CARBONACEOUS FAULT-RELATED ROCKS IN SAFOD PHASE III CORE: INDICATORS OF FLUID-ROCK INTERACTION AND STRUCTURAL DIAGENESIS DURING SLIP

At elevated temperatures, many carbon-rich fault zones are subjected to thermal maturation, fluid-rock interactions, and/or shear-induced phase transformations, often yielding various fault weakening agents. Black carbonaceous material documented by Bradbury et al. (2011) in SAFOD Phase III core exhibits intense comminution, shear-induced slip localization, fragmented shear zones, stylolites, calcite-cemented breccia, calcite vein fragments of varying trace element chemistry, and development of Riedel shears.
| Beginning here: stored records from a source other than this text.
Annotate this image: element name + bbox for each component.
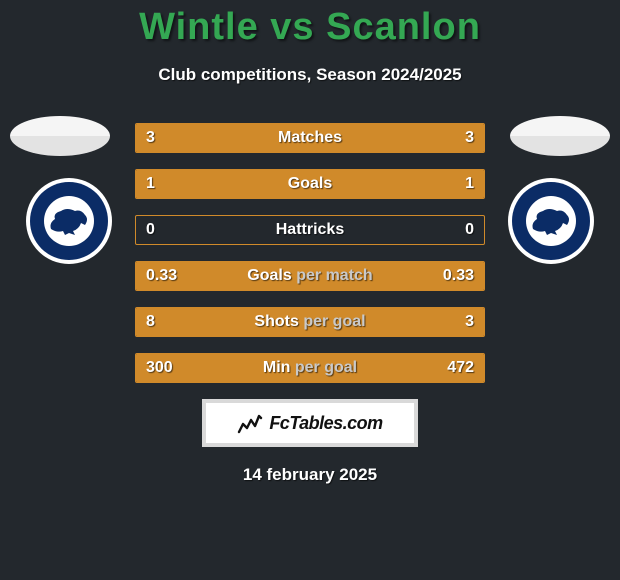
stat-row: 1 Goals 1 bbox=[135, 169, 485, 199]
stat-value-right: 0.33 bbox=[443, 262, 474, 290]
stat-value-right: 3 bbox=[465, 124, 474, 152]
comparison-date: 14 february 2025 bbox=[0, 465, 620, 485]
fctables-label: FcTables.com bbox=[269, 413, 382, 434]
subtitle: Club competitions, Season 2024/2025 bbox=[0, 65, 620, 85]
stat-row: 8 Shots per goal 3 bbox=[135, 307, 485, 337]
stat-row: 3 Matches 3 bbox=[135, 123, 485, 153]
stat-label: Matches bbox=[136, 124, 484, 152]
stat-value-right: 472 bbox=[447, 354, 474, 382]
club-badge-right bbox=[508, 178, 594, 264]
stat-label: Hattricks bbox=[136, 216, 484, 244]
page-title: Wintle vs Scanlon bbox=[0, 0, 620, 49]
stat-value-right: 1 bbox=[465, 170, 474, 198]
country-flag-right bbox=[510, 116, 610, 156]
fctables-attribution[interactable]: FcTables.com bbox=[202, 399, 418, 447]
stats-comparison: 3 Matches 3 1 Goals 1 0 Hattricks 0 0.33… bbox=[135, 123, 485, 383]
fctables-logo-icon bbox=[237, 412, 263, 434]
stat-row: 0 Hattricks 0 bbox=[135, 215, 485, 245]
stat-label: Goals bbox=[136, 170, 484, 198]
stat-label: Min per goal bbox=[136, 354, 484, 382]
club-badge-left bbox=[26, 178, 112, 264]
stat-label: Goals per match bbox=[136, 262, 484, 290]
country-flag-left bbox=[10, 116, 110, 156]
lion-icon bbox=[529, 205, 573, 237]
stat-row: 300 Min per goal 472 bbox=[135, 353, 485, 383]
stat-value-right: 0 bbox=[465, 216, 474, 244]
stat-label: Shots per goal bbox=[136, 308, 484, 336]
stat-row: 0.33 Goals per match 0.33 bbox=[135, 261, 485, 291]
lion-icon bbox=[47, 205, 91, 237]
stat-value-right: 3 bbox=[465, 308, 474, 336]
Presence of calcite-cemented carbonaceous ultracataclasites in creeping segments of the Central Deforming Zone (CDZ) and the Southwest Deforming Zone (SDZ) of the San Andreas Fault raises questions regarding the nature of thermochemical reactions that promote dynamic weakening and strength recovery in carbon-rich fault gouges during the seismic cycle. Preliminary analyses show that these ultracataclasites yield high total elemental carbon values between 0.4% and 1.9%, with highly negative δ¹³C values between -24.68‰ and -21.80‰ nearing that characteristic of organic matter. Presence of ¹²C-enriched material within local fractures and shear zones in the core suggests the possibility of hydrocarbon migration along the fault, consistent with previous mud-gas analyses. Microscale X-ray fluorescence (μXRF) elemental mapping of this gouge using synchrotron radiation reveals a Ti-enriched, Mn-depleted carbonaceous cataclasite cemented by Ti-depleted, Mn-enriched calcite veins with varying degrees of Ni. The nature of fluid-rock interactions in carbon-rich gouges may provide insight into how distribution and alteration of carbonaceous material in faults may affect frictional properties of the gouge. Understanding the evolution of strength and slip behavior of major tectonic faults is a fundamental problem in earthquake mechanics and seismic hazard assessment.